Strains on the healthcare system in the UK create an acute need for finding more effective, efficient, safe, and accurate non-invasive imaging solutions for clinical decision-making, both in terms of diagnosis and prognosis, and to reduce unnecessary treatment procedures and associated costs. Medical imaging is currently undergoing a step-change facilitated through the advent of artificial intelligence (AI) techniques, in particular deep learning and statistical machine learning, the development of targeted molecular imaging probes and novel "push-button" imaging techniques. There is also the availability of low-cost imaging solutions, creating unique opportunities to improve sensitivity and specificity of treatment options leading to better patient outcome, improved clinical workflow and healthcare economics. However, a skills gap exists between these disciplines which this CDT is aiming to fill.

Consistent with our vision for the CDT in Smart Medical Imaging to train the next generation of medical imaging scientists, we will engage with the key beneficiaries of the CDT: (1) PhD students & their supervisors; (2) patient groups & their carers; (3) clinicians & healthcare providers; (4) healthcare industries; and (5) the general public. We have identified the following areas of impact resulting from the operation of the CDT.

- Academic Impact: The proposed multidisciplinary training and skills development are designed to lead to an appreciation of clinical translation of technology and generating pathways to impact in the healthcare system. Impact will be measured in terms of our students' generation of knowledge, such as their research outputs, conference presentations, awards, software, patents, as well as successful career destinations to a wide range of sectors; as well as newly stimulated academic collaborations, and the positive effect these will have on their supervisors, their career progression and added value to their research group, and the universities as a whole in attracting new academic talent at all career levels.

- Economic Impact: Our students will have high employability in a wide range of sectors thanks to their broad interdisciplinary training, transferable skills sets and exposure to industry, international labs, and the hospital environment. Healthcare providers (e.g. the NHS) will gain access to new technologies that are more precise and cost-efficient, reducing patient treatment and monitoring costs.

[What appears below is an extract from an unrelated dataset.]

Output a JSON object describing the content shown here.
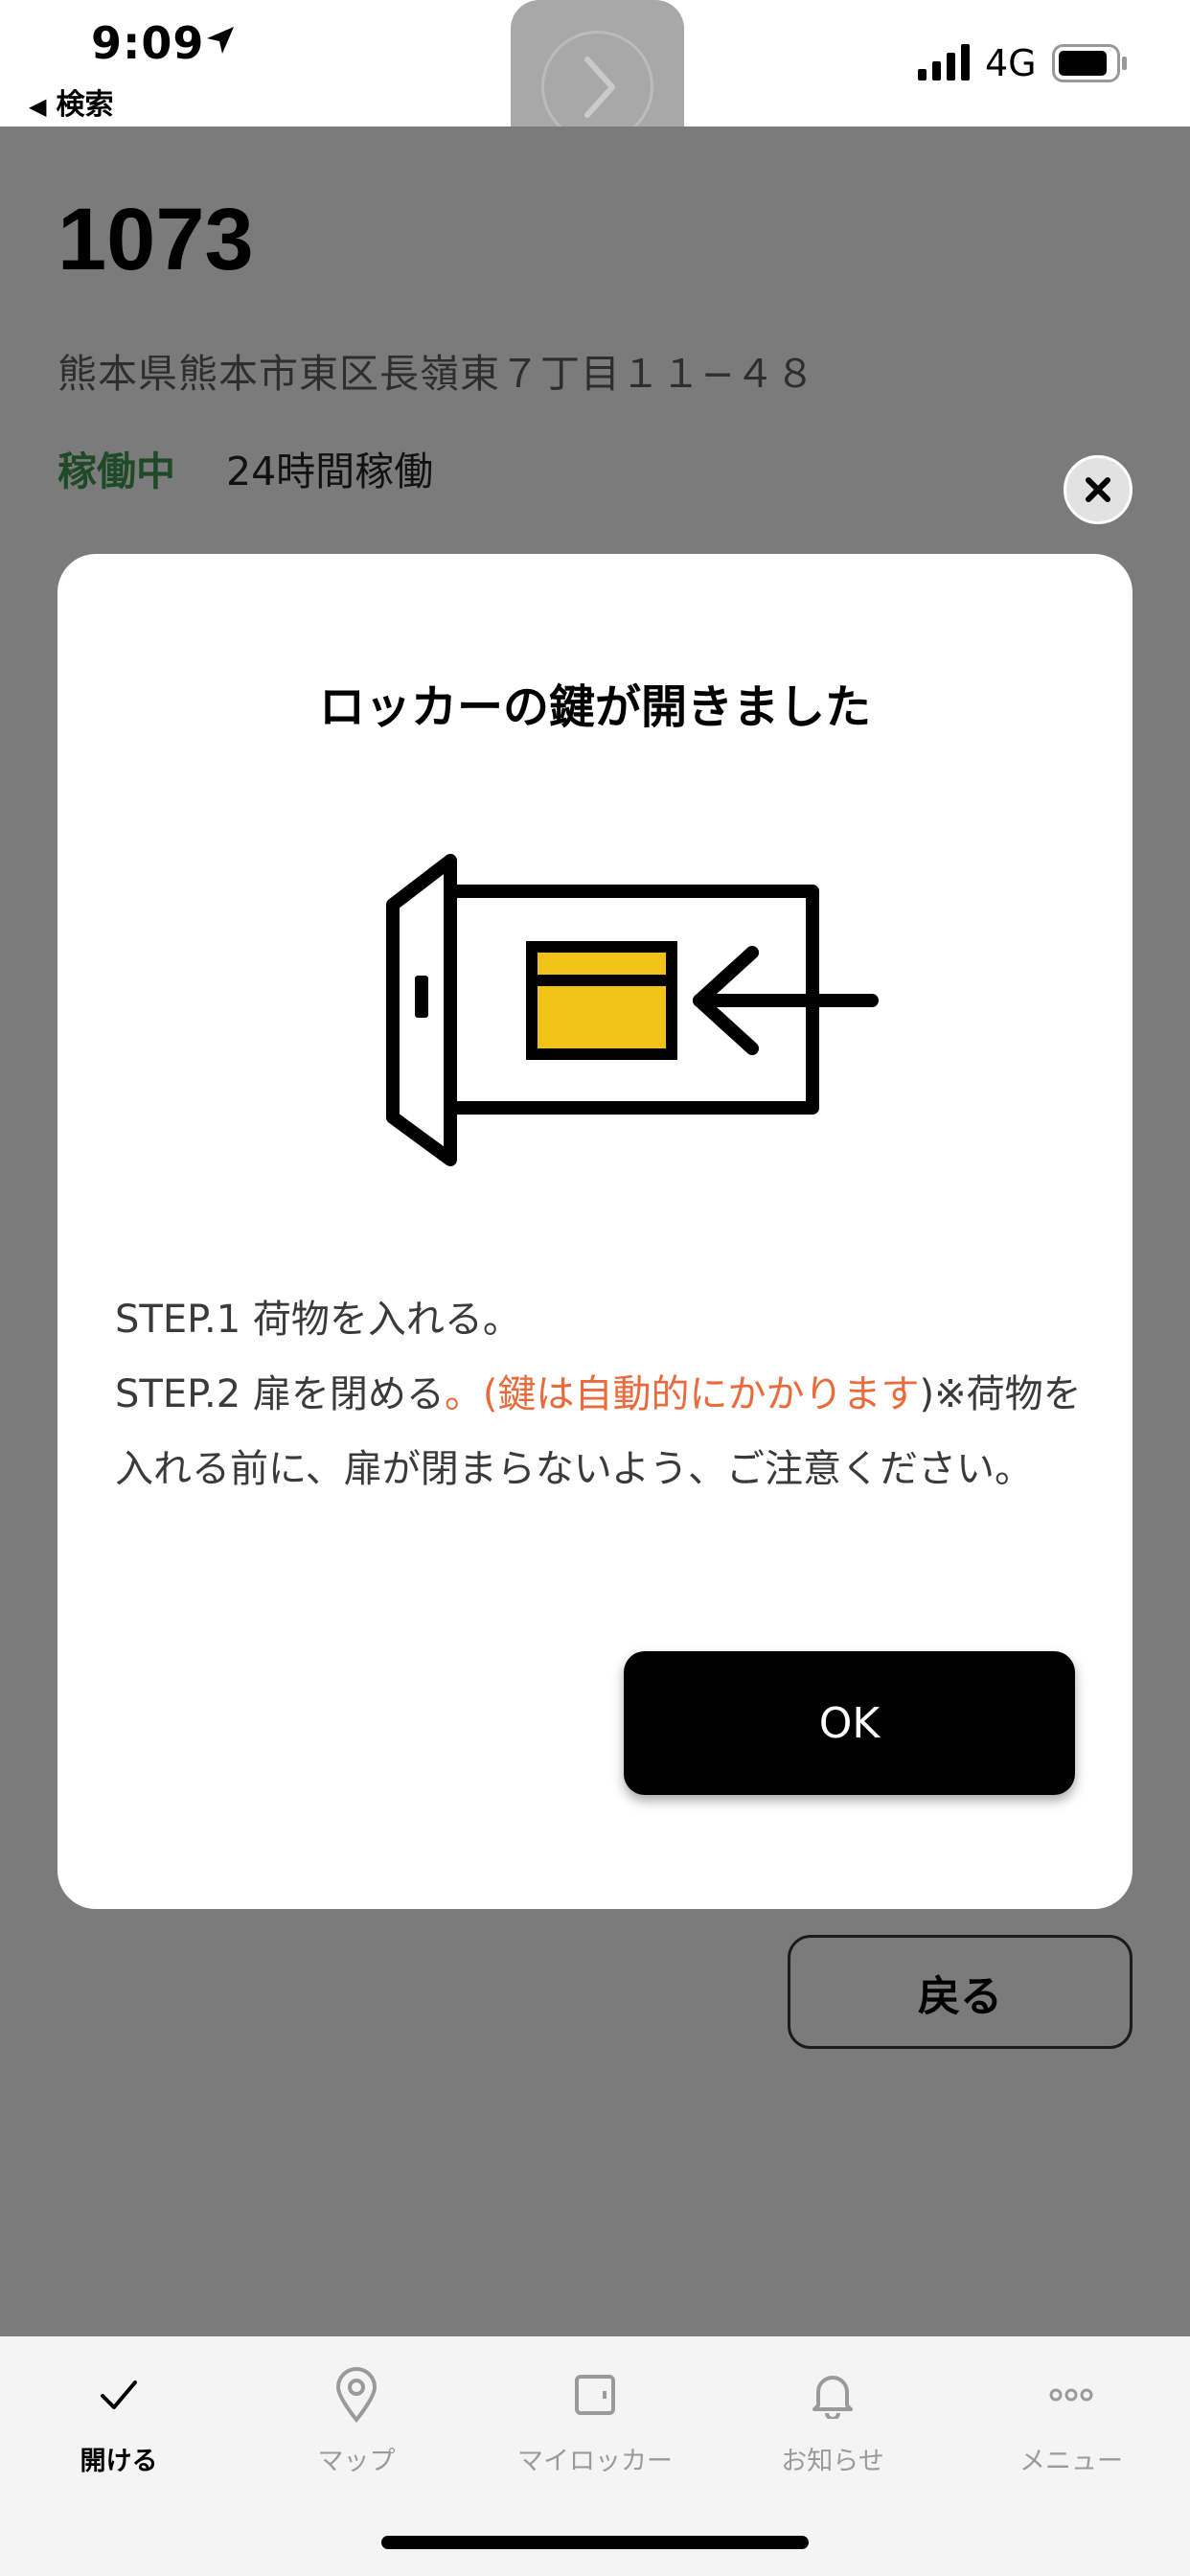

Relevant healthcare industries (from major companies to SMEs) will benefit and ultimately profit from collaborative research with high emphasis on clinical translation and validation, and from a unique cohort of newly skilled and multidisciplinary researchers who value and understand the role of industry in developing and applying novel imaging technologies to the entire patient pathway.

- Societal Impact: Patients and their professional carers will be the ultimate beneficiaries of the new imaging technologies created by our students, and by the emerging cohort of graduated medical imaging scientists and engineers who will have a strong emphasis on patient healthcare. This will have significant societal impact in terms of health and quality of life. Clinicians will benefit from new technologies aimed at enabling more robust, accurate, and precise diagnoses, treatment and follow-up monitoring. The general public will benefit from learning about new, cutting-edge medical imaging technology, and new talent will be drawn into STEM(M) professions as a consequence, further filling the current skills gap between healthcare provision and engineering.

We have developed detailed pathways to impact activities, coordinated by a dedicated Impact & Engagement Manager, that include impact training provision, translational activities with clinicians and patient groups, industry cooperation and entrepreneurship training, international collaboration and networks, and engagement with the General Public.